Norway has been selected as the location for the construction of the largest data center in the world. US-Norwegian company KOLOS has formally announced its intentions to build the state-of-the-art facility inside the Arctic Circle in the town of Ballangen.
The data center is expected to be open by the end of 2018, and construction work on the facility is set to commence shortly. It has been described a hyper-scale data center, with sustainability, cost-effectiveness and security at the core of its design, construction and operations.
It has been disclosed that KOLOS raised several million from a consortium of Norwegian investors, and the company has expressed its hope that it can secure the rest of the funding required for the project from a US investment bank.

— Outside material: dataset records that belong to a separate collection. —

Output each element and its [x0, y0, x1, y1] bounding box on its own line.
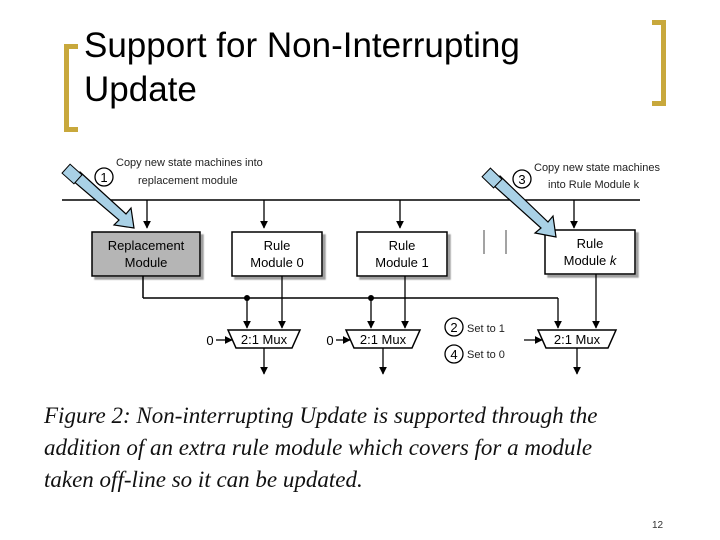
step-1-note-line-2: replacement module — [138, 175, 238, 187]
svg-text:Module: Module — [125, 255, 168, 270]
slide-title: Support for Non-Interrupting Update — [84, 24, 520, 112]
update-diagram: Replacement Module Rule Module 0 Rule Mo… — [61, 157, 660, 375]
svg-text:2: 2 — [450, 320, 457, 335]
svg-text:2:1 Mux: 2:1 Mux — [360, 332, 407, 347]
replacement-module: Replacement Module — [91, 231, 201, 277]
title-bracket-left — [64, 44, 78, 132]
rule-module-0: Rule Module 0 — [231, 231, 323, 277]
step-1-arrow — [61, 163, 135, 229]
step-1-marker: 1 — [94, 167, 114, 187]
mux-k: 2:1 Mux — [536, 329, 618, 349]
svg-text:Module 1: Module 1 — [375, 255, 428, 270]
svg-text:Rule: Rule — [389, 238, 416, 253]
svg-text:2:1 Mux: 2:1 Mux — [554, 332, 601, 347]
rule-module-1: Rule Module 1 — [356, 231, 448, 277]
step-2-marker: 2 — [444, 317, 464, 337]
caption-line-2: addition of an extra rule module which c… — [44, 435, 593, 460]
step-3-note-line-1: Copy new state machines — [534, 162, 660, 174]
mux-1: 2:1 Mux — [344, 329, 422, 349]
page-number: 12 — [652, 520, 664, 531]
rule-module-k: Rule Module k — [544, 229, 636, 275]
title-bracket-right — [652, 20, 666, 106]
step-2-note: Set to 1 — [467, 323, 505, 335]
figure-caption: Figure 2: Non-interrupting Update is sup… — [44, 400, 694, 496]
title-line-1: Support for Non-Interrupting — [84, 26, 520, 65]
svg-text:1: 1 — [100, 170, 107, 185]
step-4-note: Set to 0 — [467, 349, 505, 361]
step-3-arrow — [481, 167, 557, 238]
svg-text:2:1 Mux: 2:1 Mux — [241, 332, 288, 347]
svg-text:4: 4 — [450, 347, 457, 362]
mux1-zero-input: 0 — [326, 333, 333, 348]
caption-line-3: taken off-line so it can be updated. — [44, 467, 363, 492]
mux0-zero-input: 0 — [206, 333, 213, 348]
step-4-marker: 4 — [444, 344, 464, 364]
step-3-marker: 3 — [512, 169, 532, 189]
svg-text:3: 3 — [518, 172, 525, 187]
mux-0: 2:1 Mux — [226, 329, 302, 349]
svg-text:Rule: Rule — [577, 236, 604, 251]
svg-text:Replacement: Replacement — [108, 238, 185, 253]
title-line-2: Update — [84, 70, 197, 109]
svg-text:Rule: Rule — [264, 238, 291, 253]
svg-text:Module k: Module k — [564, 253, 618, 268]
step-1-note-line-1: Copy new state machines into — [116, 157, 263, 169]
svg-text:Module 0: Module 0 — [250, 255, 303, 270]
step-3-note-line-2: into Rule Module k — [548, 179, 640, 191]
caption-line-1: Figure 2: Non-interrupting Update is sup… — [44, 403, 598, 428]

There has been a boom of data centers being erected in the Nordic region, and the announcement that the world's largest will now be built here doesn't come as a huge surprise. The 100% 'green' data center location - with its abundant hydropower and dark fiber infrastructure will provide for the lowest OPEX in the world. Those at the center of the innovative high-scale project have claimed that the new centers offers highly scalable and attractive margins, whilst also ensuring a 50% cost advantage over other satellite data centers.

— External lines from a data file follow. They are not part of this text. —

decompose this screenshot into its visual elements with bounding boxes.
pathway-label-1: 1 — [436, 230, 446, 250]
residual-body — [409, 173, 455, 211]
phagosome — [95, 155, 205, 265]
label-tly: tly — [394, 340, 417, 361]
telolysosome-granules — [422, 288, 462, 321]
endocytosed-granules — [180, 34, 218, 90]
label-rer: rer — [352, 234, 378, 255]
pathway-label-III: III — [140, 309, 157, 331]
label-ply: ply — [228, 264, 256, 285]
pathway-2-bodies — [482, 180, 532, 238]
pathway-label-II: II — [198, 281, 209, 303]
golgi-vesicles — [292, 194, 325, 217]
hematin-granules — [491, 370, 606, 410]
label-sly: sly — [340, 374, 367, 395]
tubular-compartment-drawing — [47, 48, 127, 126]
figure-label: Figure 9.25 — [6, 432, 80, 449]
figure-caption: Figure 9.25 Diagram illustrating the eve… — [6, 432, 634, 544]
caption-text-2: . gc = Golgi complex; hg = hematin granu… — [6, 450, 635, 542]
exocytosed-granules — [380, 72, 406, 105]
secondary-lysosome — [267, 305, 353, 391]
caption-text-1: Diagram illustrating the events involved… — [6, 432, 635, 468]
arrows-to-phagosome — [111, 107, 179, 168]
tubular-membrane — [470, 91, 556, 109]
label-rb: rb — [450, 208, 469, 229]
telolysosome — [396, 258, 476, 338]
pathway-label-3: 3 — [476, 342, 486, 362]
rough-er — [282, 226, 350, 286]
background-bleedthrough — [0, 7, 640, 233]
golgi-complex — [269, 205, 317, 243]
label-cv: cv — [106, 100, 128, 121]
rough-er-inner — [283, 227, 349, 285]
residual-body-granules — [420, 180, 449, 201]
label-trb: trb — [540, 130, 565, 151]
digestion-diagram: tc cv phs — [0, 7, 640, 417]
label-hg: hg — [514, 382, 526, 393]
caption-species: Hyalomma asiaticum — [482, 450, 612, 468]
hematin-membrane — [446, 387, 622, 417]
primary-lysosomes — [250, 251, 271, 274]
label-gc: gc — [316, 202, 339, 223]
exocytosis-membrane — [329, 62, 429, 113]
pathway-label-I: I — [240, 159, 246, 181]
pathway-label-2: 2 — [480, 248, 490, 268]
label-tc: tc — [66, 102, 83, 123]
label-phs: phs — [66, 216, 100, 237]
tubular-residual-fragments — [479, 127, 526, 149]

The CEO of KOLOS, Havard Lillebo, claimed that Norway's unique climate and its access to existing high-performance fiber infrastructure made it the perfect location for the construction of the world's largest data center. He said, "We analyzed locations around the world and identified Ballangen as unique, due to Norway's competitive green energy, cool climate and its large technical workforce. Also, the site's secure moated property and access to international high-performance fiber make it especially compelling."
Co-CEO of KOLOS, Mark Robinson said the construction of this facility is a 'necessity' - as analysts have projected that by 2025 there will be 10 times more data being generated than there is now, as the IoT sector continues to grow rapidly.
Robinson said: "The team understands the importance of building the world's most powerful data center with respect for the community and environment. We can scale up to two gigawatts of excess power from hydroelectric generation facilities within 25 kilometers of the planned site. No data center on earth has access to such abundant, clean and inexpensive power. By 2025, experts forecast that activity on the web, mobile, cloud and the Internet of Things will generate 180 zettabytes of data per year - more than 10x the data being created today."